Sinem Adar explore les ambitions eurasiennes de la Turquie en cette étude pour le Centre for European Policy Studies et arrive à peu près à la même conclusion. « Même avec un éventuel changement de gouvernement lors des élections de 2023, la perception des menaces d’Ankara en Méditerranée orientale concernant Chypre et la Grèce restera probablement similaire. Il est également réaliste de ne s’attendre à aucun changement significatif dans les aspirations turques à une politique étrangère autonome », écrit-elle.

Entre-temps, les perspectives semblent sombres que la Turquie approuvera rapidement les demandes d’adhésion de la Finlande et de la Suède à l’OTAN – même si tous les États membres, à l’exception de la Hongrie et de la Turquie, ont donné leur feu vert.
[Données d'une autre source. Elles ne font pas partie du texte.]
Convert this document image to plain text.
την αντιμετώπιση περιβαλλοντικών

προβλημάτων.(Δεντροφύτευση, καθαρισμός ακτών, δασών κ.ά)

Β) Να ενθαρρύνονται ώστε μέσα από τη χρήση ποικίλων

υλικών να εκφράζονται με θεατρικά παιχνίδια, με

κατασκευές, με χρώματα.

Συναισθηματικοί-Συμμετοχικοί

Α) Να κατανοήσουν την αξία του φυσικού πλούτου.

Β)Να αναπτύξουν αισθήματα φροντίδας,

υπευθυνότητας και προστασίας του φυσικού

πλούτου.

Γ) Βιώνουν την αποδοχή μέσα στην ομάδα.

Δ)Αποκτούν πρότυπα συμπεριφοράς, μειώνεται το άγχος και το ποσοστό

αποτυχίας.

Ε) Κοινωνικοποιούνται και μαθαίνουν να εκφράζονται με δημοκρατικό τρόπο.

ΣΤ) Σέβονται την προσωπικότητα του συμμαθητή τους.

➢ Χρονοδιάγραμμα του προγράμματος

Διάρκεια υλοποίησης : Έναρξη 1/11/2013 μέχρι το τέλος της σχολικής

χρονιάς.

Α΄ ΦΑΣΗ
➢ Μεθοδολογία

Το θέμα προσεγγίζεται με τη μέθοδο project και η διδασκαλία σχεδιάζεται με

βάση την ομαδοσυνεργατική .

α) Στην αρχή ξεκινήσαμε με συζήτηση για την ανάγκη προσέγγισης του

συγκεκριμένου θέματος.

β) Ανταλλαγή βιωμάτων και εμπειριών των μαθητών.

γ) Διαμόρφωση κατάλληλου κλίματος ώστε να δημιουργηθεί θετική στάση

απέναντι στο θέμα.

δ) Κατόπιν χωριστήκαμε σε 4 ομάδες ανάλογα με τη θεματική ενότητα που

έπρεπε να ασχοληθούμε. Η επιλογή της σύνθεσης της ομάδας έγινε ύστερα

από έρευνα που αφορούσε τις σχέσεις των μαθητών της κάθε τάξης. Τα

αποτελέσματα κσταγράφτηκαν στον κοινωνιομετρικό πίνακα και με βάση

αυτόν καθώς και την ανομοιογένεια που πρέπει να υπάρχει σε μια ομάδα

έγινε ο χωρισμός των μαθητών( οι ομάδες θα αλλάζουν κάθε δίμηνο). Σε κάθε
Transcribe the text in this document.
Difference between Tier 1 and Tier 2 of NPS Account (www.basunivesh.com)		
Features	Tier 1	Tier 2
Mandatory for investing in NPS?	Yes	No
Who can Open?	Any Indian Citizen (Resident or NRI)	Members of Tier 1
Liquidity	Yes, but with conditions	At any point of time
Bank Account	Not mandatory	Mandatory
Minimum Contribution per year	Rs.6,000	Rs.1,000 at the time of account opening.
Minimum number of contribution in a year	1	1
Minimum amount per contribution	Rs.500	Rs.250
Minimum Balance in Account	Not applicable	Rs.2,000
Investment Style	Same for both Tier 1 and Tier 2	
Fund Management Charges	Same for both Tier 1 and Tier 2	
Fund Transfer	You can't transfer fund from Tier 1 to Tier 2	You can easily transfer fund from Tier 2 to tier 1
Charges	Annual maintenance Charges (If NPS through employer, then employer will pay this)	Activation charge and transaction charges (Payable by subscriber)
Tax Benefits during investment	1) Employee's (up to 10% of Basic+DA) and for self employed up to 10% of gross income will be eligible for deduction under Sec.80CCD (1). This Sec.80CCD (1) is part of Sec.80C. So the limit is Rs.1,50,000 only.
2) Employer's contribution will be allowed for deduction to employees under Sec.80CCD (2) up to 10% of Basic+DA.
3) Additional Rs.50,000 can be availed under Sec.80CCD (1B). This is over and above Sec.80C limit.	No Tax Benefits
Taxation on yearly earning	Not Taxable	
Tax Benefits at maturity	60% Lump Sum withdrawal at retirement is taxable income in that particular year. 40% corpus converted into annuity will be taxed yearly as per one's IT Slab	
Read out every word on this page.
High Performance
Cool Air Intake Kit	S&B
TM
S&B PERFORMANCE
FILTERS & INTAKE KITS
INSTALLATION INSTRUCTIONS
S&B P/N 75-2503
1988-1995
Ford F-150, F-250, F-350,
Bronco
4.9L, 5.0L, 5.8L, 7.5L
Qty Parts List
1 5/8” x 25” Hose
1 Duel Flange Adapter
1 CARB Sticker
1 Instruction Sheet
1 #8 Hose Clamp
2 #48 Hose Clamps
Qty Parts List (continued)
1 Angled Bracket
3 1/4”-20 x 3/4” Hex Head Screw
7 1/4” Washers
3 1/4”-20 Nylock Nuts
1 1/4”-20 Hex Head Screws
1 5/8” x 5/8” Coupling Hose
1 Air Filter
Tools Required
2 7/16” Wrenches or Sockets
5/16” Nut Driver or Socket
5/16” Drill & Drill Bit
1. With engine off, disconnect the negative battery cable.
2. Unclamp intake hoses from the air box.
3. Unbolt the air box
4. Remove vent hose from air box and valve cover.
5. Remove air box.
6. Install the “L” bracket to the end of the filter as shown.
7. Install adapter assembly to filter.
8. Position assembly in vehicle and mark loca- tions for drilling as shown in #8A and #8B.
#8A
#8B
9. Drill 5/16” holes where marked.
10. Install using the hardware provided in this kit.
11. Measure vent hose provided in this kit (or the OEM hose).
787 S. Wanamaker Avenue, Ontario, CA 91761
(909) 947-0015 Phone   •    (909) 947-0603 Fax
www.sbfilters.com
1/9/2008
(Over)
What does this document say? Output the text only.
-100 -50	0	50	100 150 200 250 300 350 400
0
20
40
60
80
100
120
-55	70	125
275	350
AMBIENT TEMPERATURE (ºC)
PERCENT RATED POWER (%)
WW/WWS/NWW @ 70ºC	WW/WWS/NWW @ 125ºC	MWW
En bref, il est probablement vrai que les élections de l’année prochaine seront les plus difficiles auxquelles Erdoğan aura été confronté en deux décennies. Mais il est également probable que tout futur gouvernement maintiendra le rôle de la Turquie en tant que puissance régionale musclée, active dans les points chauds de la Libye et de la Syrie au sud du Caucase et soucieuse de maintenir une certaine distance avec les États-Unis et ses alliés européens.